I have been doing better, probably because it is spring. That was by far the longest, coldest, and darkest winter of my life, literally though perhaps not figuratively speaking. But now we`ve had some early warmth and sunshine, and I`m starting to feel alive and awake again after 6 months of lethargy and mental hibernation.
The Cherry Blossom Wave has finally hit Hokkaido -
ASIDE: Every year, at the end of winter, news channels and papers start issuing Blossom Forecasts, with nifty graphics portraying the progress of the Nation`s most symoblic bud (though it`s not officially the national flower). People talk about the coming of Pink like an impending sports extravaganza. News cameras flash around the nation`s hotspots as a branch sprouts here, and there, and over there just a little. I only just learned how shortlived the blooming season is, as short as two weeks or even ten days. So, people schedule `hanami` parties, basically picnics in parks with lots of Cherry Blossoms, involving appreciation of the ephemeral and wondrous nature of nature as well as food and booze.
- so tomorrow I should be going to a hanami party with my Japanese tutor and some of her other students, as long as the weather holds. And just now I got a fax on my desk (yea... they still use faxes for some reason) inviting me to a party next Friday. INSERT PICTURE HERE - OR WAIT TILL NEXT POST AND INSERT IT THERE :)
With the better weather I`ve been able to spend some time outside, and to start training for the Sapporo Marathon in September, which is way too close and way too far away.

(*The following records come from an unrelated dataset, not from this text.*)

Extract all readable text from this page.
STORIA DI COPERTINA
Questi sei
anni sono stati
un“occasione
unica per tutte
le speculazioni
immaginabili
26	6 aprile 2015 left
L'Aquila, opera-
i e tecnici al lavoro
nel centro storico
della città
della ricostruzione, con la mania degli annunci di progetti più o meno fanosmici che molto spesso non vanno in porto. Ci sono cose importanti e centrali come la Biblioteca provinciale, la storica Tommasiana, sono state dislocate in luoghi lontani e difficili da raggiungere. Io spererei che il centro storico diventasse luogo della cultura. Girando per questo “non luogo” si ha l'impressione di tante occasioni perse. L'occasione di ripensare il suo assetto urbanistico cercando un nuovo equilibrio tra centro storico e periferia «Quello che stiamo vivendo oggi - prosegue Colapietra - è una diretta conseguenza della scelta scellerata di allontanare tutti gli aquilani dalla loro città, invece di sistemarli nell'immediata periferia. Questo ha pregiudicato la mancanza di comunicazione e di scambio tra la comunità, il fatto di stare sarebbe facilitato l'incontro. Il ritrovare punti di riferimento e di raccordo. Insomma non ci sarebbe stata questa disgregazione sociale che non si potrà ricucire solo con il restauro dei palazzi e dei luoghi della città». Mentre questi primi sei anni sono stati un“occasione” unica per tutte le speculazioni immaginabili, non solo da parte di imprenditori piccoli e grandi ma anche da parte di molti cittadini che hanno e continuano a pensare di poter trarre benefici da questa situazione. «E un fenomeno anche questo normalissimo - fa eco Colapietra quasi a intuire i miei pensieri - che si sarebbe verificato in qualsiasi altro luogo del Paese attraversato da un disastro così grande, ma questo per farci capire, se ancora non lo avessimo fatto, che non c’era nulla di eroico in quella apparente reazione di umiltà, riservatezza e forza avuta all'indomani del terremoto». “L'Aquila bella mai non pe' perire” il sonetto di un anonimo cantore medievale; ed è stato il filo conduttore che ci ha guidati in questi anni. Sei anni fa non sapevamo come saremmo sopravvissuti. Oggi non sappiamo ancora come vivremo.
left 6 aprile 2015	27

Physical exertion + sunshine = happy. It`s much harder to be negative when you`re jogging along a river through the city, listening to music, surrounded by kids playing soccer, baseball, or tuba, and people playing in packs, pretending only the dogs need the run-around.
Oh, I`ve moved into my girlfriend`s apartment. That should significantly cut down the amount of time I waste on subways. Previously I was spending as much as three hours just moving around the city in the stuffy subways, from work to home and to her place and whatnot. Yuck.
ASIDE: When I build a city, I`m definitely sticking to above ground public transit, like Vancouver`s Skytrain. That lets you get to know the city better, and also lets you see the sun and daylight, and not feel like you are trapped in a dark and dingy tunnel (read cage). Any commute is weary enough without that extra hemmed in feeling. Tangentially, there will also be paved bike paths weaving through the city, with three lanes (one for passing), lights for the night, and plants or bushes lining its lengths.
Also beneficial to my health has been the change to a new school. Making a change of scenery has allowed me to see some of the changes in myself. I have learned how to fit in better in this work environment, how to deal with the teachers and students, how to stay relaxed but also eager to get more involved. My Japanese is also immeasurably better than when I arrived at my previous school, fresh off the JET.
Largely, though, the improvement is due to the different atmosphere at this school. I was warned that this school would be a rougher, lower classed, less academically able school. What I have found, so far, is very real people who engage with me much more openly than I`ve been used to in Japan. The students talk to me and joke around with me even if they dont`t know the words to say in English. At my previous school, with very high academic standards, it seemed that many students were afraid to talk to me if they couldn`t say something exactly right. Here, they use a delightful mix of both languages and nonsense, which is rather more interesting for me. Perhaps it is premature to say this, but I think the personality and behaviour displayed here would be more conducive to communicating in English in the real world, and in the future, even though students at my previous school score better on tests.
Anyways, the teachers are more relaxed, more human and less stonewalling. It helps that I am more relaxed as well, as I`ve become accustomed to being here and somewhat more confident. We had a hilarious enkai to start the term, including the traditional school dance performed (as per tradition) by male teachers in female lingerie. The other day I played volleyball with teachers and students for three hours until the dark of night. After lunch today, a bright young student who wants to be an astronaut was trying to teach me some physics.
The result is that I feel way more content about my place and my role here so far, and my body has been absolutely aching with relief (I`m pretty darn weak when it comes to volleyball - owwww).